The snapshots table is identified with the date where the snapshot was taken and the Composer run id. This allows linking the BigQuery data directly with a specific run to allow for any auditing and administrative actions.

Similarly, the metadata table is also identified with the date and run id. Additionally, it contains the status on whether the data was deleted - which provides additional information and auditing mechanisms.

Finally, the data is deleted from the database using the primary key(s) from the archival and metadata tables. This means that only data that has been confirmed to land in BigQuery and has been archived is deleted.

Is there a possibility that the data in the database instance gets deleted before getting archived in BigQuery when using this solution?

No, the data is deleted from the database using the primary key(s) from the archival and metadata tables in BigQuery. This means that only data that has been confirmed to land in BigQuery and has been archived will be deleted from the database.

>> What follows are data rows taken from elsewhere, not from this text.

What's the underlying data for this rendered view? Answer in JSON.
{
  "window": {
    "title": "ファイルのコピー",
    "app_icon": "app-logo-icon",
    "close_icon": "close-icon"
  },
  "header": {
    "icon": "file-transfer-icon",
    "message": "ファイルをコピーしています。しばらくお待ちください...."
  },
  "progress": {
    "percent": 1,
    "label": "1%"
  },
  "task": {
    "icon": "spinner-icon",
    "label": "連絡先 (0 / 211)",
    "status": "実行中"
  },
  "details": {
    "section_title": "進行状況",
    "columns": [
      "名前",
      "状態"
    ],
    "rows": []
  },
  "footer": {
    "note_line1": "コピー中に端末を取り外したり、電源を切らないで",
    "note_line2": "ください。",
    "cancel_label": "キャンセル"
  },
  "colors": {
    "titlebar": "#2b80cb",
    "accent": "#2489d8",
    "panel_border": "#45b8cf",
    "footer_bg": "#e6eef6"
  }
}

How to ensure the archival and deletion process in database happens without burdening the primary instance performance?

When archiving the data, the solution does not query the database directly. The archival process happens from BigQuery to BigQuery, which avoids putting pressure when doing any heavy read and copy operations.

Do note, however, that Datastream will add some additional load for continuous replication. This can be further mitigated by setting Datastream to replicate data via a read replica.

Regarding the delete, there are a couple of precautions that are taken to minimize the impact:

The data is only deleted in small batched rows using transactions and queries with primary keys. This avoids the need for table scans and limits the impact on the database. By default, the batch size is 1,000 but this number is configurable.

To avoid problems with table locking, only one batch is deleted at a time from a given table. Additionally, there is a waiting time in between the deletion of each table batch to let other operations take place. The default waiting time is 2 minutes, but this is configurable.

How to handle the child table (primary key -> foreign key) dependencies for data archiving?

This use case is not officially supported yet.

If you still need to handle it, there are additional considerations to respect the referential integrity constraints.

Tables that form the group of parent and child relationship (e.g. parent is P, child tables C1, C2) must be planned to be grouped together so that records with foreign references from the child tables (C1, C2) are pruned first and finally the parent table (P) undertakes the exercise for pruning the associated set of Primary Key records.

There are plans to tackle theese dependencies natively in the solution in the future.

What happens if the Datastream job fails? What are the expected actions to ensure Archive & Pruning activities remain clean?

Datastream is a Native Change Data Capture (CDC) solution with mechanisms in place for pausing, stopping, restarting the Datastream jobs and troubleshooting the errors. See "How do you ensure the data sanctity in both the database and BigQuery? How to audit the actions?" for more details.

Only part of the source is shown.